HIS nightstick tapped gently on each lamp post. His shoes clicked on the sidewalk with each step. Tap. Click. Tap. Click. It was the beat he kept on his nightly route. He puffed softly on a dimly lit cigar. He scratched his mustache. A street light flickered and went out. It was quiet. He passed a diner where a few people were sitting and decided to stop. After drinking his coffee, he reached for his pocket. He was tired. “Don’t worry bout it sug, always happy to help the folks in blue.” Said the waitress. He nodded his thanks, left a tip and walked away. He was almost at the point where he would turn around when he heard a noise down an alley. He turned to look and was promptly shot in the head. The gunman slipped quietly back into the night. A dimly lit cigar rolled into the street and burned out.
Somewhere a dog barked. Somewhere the sun rose.
Life had not been good to Wolfram Weiss, and neither had New York. Although his sister in Munich wrote occasionally, he had no other family to speak of and not much else to his name. The immigration papers folded tightly in his jacket and the seven cents in his front pocket were all that he had to call his own. Luckily he had been able to find odd jobs here and there but serious work was hard to come by with a name like his in a place where he was often rejected as soon as people heard his accent. Life was hard in this new country, so proud of its recent defeat of his own.
Wolfram sat down on a park bench and picked up a newspaper that someone had left. He was able to pick out that a bank had been robbed, that it was storming in Boston (im Boston es regnet), that a cop had been shot a few blocks away last night, and that the princess of someplace he had never heard of would be in the city for a while. After struggling with the rest of the paper, he decided to give up and continue on his walk. It was cold. He was tired.
Wolfram, müsst du mir versprechen, nie zu Ihrem Deutschland vergessen. Wenn alles getan ist, ist er alles, was du hast. Sieh mich an, Wolfram. Versprich mir.
The thoughts never truly left Wolfram’s head, during the day he was able to put them out of mind but every sleepless night they returned, never any easier to bear.
Wenn er stolpert, müsst du hinter ihm stehst.

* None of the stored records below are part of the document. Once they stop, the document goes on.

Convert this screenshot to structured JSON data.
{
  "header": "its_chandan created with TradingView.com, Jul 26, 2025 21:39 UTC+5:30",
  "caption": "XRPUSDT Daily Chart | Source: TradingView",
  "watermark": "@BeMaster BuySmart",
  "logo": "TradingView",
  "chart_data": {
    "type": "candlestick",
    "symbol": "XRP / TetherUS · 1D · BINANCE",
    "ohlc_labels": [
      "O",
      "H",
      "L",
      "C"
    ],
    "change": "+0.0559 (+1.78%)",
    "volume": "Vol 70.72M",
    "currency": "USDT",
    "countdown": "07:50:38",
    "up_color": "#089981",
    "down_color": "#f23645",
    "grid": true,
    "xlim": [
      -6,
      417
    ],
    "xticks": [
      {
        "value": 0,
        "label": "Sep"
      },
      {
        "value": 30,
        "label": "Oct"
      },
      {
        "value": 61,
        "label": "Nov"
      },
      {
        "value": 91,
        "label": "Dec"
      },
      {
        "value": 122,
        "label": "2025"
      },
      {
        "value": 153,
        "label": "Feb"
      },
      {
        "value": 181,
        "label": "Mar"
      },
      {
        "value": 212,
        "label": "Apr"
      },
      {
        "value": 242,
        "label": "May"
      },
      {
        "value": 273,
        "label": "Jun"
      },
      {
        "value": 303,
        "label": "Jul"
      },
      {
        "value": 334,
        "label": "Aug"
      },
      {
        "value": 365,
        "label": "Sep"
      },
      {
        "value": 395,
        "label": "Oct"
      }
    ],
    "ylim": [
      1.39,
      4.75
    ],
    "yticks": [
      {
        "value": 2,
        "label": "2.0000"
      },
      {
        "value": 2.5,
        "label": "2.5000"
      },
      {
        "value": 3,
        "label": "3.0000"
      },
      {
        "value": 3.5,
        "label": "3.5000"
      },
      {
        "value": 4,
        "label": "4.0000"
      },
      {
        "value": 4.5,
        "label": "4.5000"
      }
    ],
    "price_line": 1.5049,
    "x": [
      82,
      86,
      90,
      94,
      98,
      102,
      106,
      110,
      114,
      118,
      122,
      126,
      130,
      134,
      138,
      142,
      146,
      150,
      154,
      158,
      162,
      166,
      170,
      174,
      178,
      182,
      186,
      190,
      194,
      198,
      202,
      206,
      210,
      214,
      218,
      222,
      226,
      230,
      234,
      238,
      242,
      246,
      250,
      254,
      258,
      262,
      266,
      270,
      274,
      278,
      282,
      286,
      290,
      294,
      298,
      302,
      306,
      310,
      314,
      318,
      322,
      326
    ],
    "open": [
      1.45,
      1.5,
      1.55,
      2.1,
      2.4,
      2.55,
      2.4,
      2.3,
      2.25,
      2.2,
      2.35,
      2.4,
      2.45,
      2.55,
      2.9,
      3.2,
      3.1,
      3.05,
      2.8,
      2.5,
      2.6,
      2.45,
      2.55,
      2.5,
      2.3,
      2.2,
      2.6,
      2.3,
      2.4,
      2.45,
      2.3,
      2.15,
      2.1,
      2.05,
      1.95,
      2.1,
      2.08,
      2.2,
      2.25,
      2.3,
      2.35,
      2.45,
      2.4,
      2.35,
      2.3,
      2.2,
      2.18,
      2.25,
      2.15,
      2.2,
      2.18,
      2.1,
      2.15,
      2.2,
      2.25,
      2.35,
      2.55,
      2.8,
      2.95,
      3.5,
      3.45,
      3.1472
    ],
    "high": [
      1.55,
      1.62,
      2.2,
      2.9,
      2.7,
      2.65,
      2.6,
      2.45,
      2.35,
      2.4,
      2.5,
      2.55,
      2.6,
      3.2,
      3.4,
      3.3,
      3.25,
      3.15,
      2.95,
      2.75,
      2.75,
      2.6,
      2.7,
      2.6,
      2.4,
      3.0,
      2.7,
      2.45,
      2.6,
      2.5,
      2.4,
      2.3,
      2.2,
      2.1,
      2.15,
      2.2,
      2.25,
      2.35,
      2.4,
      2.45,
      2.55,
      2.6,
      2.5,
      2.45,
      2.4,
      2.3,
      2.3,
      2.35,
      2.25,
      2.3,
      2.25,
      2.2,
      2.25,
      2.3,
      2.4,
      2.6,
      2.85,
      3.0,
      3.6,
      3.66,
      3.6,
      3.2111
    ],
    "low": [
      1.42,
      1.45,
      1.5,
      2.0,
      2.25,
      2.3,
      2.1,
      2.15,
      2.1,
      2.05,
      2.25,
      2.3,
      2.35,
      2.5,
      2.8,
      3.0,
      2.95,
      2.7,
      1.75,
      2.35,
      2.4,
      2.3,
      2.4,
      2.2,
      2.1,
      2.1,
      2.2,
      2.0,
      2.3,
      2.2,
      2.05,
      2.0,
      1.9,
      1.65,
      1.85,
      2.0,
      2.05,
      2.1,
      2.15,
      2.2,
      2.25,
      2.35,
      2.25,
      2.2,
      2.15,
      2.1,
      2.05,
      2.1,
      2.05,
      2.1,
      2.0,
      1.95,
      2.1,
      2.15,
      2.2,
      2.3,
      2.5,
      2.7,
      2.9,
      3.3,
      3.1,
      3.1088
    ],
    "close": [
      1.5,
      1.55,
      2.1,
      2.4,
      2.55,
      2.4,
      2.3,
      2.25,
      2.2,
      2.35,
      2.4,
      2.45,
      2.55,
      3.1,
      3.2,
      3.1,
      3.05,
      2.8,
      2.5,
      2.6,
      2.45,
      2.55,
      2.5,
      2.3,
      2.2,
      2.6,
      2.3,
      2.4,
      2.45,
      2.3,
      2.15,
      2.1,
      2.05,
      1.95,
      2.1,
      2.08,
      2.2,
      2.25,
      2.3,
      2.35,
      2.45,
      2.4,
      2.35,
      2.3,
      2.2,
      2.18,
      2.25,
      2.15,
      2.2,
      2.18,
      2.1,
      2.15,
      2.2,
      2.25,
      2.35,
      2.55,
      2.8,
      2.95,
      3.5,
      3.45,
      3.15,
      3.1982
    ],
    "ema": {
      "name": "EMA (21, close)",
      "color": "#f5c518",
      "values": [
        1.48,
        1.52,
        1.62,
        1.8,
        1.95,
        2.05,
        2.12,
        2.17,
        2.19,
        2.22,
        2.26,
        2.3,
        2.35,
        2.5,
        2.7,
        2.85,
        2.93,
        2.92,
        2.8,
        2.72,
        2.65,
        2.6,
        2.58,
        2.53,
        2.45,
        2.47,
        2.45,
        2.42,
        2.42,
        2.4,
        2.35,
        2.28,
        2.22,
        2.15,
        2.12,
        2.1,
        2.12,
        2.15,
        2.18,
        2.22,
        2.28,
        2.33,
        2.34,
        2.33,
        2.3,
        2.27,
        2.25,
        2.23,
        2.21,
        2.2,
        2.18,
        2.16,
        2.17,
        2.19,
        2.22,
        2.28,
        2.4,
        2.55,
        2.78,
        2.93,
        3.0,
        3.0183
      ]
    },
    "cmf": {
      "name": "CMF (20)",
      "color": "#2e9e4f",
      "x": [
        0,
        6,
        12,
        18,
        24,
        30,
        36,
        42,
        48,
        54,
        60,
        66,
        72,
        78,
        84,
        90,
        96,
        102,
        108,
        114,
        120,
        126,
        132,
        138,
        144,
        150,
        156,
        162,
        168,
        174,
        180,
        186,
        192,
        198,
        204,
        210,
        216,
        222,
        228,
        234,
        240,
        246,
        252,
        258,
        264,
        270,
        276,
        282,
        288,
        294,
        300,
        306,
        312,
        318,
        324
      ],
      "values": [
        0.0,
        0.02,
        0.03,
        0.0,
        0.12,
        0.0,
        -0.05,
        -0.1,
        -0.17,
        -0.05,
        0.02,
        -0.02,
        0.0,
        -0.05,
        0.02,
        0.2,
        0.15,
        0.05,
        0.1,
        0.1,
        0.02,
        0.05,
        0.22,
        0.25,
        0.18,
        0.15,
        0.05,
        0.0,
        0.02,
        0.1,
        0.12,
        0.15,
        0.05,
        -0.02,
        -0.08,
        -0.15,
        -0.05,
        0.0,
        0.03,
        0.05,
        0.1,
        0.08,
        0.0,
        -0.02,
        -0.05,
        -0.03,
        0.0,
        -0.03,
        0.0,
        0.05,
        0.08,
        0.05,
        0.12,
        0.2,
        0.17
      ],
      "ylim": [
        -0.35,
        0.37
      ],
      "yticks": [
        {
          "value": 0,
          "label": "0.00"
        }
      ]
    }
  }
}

Jack Ryan scratched his beard. He took a final, long draw on his cigarette before flicking it aside and running his fingers through his sandy hair. The waitress had been of no help. Judging by the size of the wound, it had been a very large round, and he sighed deeply when he saw the powder burns around the edges. Point-blank. The only footprints on the ground belonged to the dead officer, the shooter hadn’t left a single trace, there was no hint that anyone else had ever been there. Jack drew a short breath, took out his notepad, and pulled his scarf tight. It was cold.
The gunman slowly took apart his gun, piece by piece, and cleaned them methodically. Even in this low light he did it without fail. It was a procedure his hands had done many times. He was used to it. Soon he was finished. Soon he was ready.
Wenn er kaputt ist und besiegt, müsst du ihn abholen.